As she was grieving in the months following her mom’s death, Jessica, who comes from the startup world, began to think more about her personal story as part of a wider issue in society. “I was in grief and missing my mom. But I also was so frustrated at our culture. I was so frustrated that there are so many food apps and dog-walking apps and all these other things, but we’re not coming together to solve a really core, really important problem,” says Jessica. So she set out to build an app for caregivers.

And after a year and a half of development, last July, she launched the app, ianacare, which helps caregivers form a support community of friends and family. Using the app, they can ask for help with meals, respite care, errands, and household chores. It helps caregivers feel less alone. And it bridges the gap for loved ones who want to help, but don’t know where to begin.

When caring for her mom, Jessica recalls feeling most supported when friends had surprised her with a meal or dropped by on a Saturday afternoon to take her kids. “That’s how people really showed up for me during that time,” she says. She hopes to inspire other allies of caregivers to do the same. “Don’t ask ‘how can I help?’ Just go and help. And whether they use it or not, it opens up the relationship because asking for help is really hard for many of us. Just show up.”

References

  • 1. ASPE. The Affordable Care Act and Caregivers Research Brief. Health Challenges of Informal Caregivers. Office of the Assistant Secretary of Planning and Evaluation (ASPE). 07/13/15. Accessed February 10, 2020.
  • 2. Family Caregiver Alliance.
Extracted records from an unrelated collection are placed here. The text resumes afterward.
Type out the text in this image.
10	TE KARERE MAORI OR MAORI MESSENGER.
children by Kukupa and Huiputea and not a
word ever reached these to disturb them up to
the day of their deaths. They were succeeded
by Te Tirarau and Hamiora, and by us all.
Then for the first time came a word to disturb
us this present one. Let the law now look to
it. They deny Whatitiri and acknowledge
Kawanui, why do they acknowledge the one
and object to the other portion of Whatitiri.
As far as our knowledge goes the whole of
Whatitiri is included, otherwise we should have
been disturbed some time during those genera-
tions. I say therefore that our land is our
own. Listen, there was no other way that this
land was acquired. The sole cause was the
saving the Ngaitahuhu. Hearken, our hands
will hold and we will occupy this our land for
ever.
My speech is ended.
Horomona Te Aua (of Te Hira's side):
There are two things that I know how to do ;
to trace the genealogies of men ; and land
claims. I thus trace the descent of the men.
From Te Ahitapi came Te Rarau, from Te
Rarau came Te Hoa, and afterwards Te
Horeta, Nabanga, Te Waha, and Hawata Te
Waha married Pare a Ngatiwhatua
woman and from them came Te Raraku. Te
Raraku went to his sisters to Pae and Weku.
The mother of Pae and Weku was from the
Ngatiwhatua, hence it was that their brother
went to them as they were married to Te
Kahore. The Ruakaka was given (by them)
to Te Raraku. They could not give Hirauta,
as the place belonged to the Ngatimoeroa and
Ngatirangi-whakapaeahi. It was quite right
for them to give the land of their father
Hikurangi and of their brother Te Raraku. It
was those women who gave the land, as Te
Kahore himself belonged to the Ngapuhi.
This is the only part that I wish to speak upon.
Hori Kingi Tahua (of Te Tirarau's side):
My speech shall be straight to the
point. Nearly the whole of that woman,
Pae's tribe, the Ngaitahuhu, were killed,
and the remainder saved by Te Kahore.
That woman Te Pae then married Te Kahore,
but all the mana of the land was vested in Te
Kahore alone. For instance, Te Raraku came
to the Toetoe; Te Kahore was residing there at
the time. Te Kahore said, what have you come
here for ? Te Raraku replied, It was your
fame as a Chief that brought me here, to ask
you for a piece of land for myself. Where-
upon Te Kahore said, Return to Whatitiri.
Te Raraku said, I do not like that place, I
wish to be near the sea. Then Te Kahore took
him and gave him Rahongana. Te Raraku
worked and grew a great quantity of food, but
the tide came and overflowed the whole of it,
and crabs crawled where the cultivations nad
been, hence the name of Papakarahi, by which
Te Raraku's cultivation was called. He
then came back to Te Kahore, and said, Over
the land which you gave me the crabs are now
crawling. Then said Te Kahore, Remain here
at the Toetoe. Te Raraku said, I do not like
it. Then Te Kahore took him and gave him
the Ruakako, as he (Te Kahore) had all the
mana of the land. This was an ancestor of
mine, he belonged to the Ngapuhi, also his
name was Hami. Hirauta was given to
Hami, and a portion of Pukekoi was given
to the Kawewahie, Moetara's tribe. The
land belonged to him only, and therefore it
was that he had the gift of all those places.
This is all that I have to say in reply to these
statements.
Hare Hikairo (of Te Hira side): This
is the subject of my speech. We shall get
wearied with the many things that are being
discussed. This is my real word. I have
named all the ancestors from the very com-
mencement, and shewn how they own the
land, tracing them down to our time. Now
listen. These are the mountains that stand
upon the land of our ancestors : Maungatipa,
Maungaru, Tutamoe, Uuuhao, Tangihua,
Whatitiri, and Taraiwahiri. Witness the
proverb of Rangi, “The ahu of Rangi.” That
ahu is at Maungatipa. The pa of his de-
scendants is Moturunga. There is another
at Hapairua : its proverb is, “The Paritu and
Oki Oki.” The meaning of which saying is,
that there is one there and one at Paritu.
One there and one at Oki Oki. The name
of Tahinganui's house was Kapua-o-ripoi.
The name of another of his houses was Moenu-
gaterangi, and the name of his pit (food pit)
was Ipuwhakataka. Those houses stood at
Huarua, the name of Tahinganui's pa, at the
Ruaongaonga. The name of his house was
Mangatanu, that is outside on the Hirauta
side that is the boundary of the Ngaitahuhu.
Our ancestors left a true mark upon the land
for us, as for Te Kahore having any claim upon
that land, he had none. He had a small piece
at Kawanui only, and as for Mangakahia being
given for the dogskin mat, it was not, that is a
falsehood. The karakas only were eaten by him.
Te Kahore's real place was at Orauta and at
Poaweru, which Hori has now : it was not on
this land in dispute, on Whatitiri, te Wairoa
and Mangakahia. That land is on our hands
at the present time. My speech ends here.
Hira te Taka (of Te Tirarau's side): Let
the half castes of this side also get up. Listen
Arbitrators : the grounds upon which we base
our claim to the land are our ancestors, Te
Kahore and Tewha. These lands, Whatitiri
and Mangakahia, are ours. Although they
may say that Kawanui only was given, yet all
Caregiver Isolation and Loneliness. Accessed February 10, 2020
  • 3. Family Caregiver Alliance. Caregiver Statistics: Demographics. Accessed February 10, 2020
  • 4. Hirshberg Foundation for Pancreatic Cancer Research. Prognosis. Accessed February 10, 2020.
  • 5. National Institutes of Health. “Invisible work” toll among family and unpaid caregivers. February 23, 2016. Accessed February 10, 2020.
  • 6. Reinhard, Susan C. Patient Safety and Quality: An Evidenced Based Handbook for Nurses. Chapter 14: Supporting Family Caregivers in Providing Care. Accessed February 10, 2020.